29      C’est en tenant compte de cette ambivalence des conclusions de la requérante qu’il convient d’examiner la recevabilité et, le cas échéant, le bien-fondé des recours en annulation et en indemnité.

 Sur la recevabilité du recours en annulation

30      Selon une jurisprudence constante, la recevabilité d’un recours en annulation est subordonnée à la condition que la personne physique ou morale qui en est l’auteur ait un intérêt à voir annuler l’acte attaqué.
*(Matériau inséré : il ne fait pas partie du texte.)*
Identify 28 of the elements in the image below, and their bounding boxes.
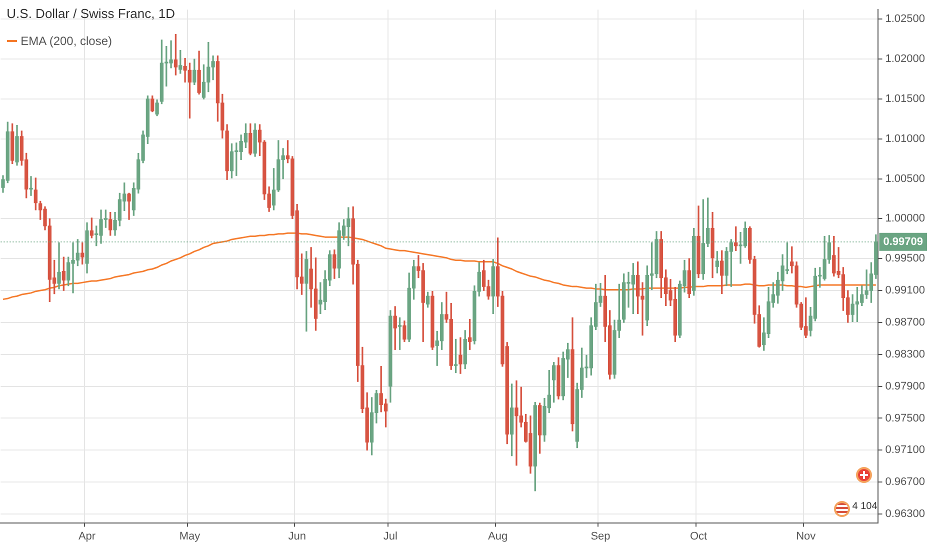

Cet intérêt doit être né et actuel et s’apprécie au jour où le recours est formé (arrêts du Tribunal du 14 avril 2005, Sniace/Commission, T‑141/03, Rec. p. II‑1197, point 25, et du 20 septembre 2007, Salvat père & fils e.a./Commission, T‑136/05, Rec. p. II‑4063, point 34).

31      Un tel intérêt suppose que l’annulation de cet acte soit susceptible, par elle-même, d’avoir des conséquences juridiques ou, selon une autre formule, que le recours soit susceptible, par son résultat, de procurer un bénéfice à la partie qui l’a intenté (voir arrêt du Tribunal du 28 septembre 2004, MCI/Commission, T‑310/00, Rec. p. II‑3253, point 44, et la jurisprudence citée).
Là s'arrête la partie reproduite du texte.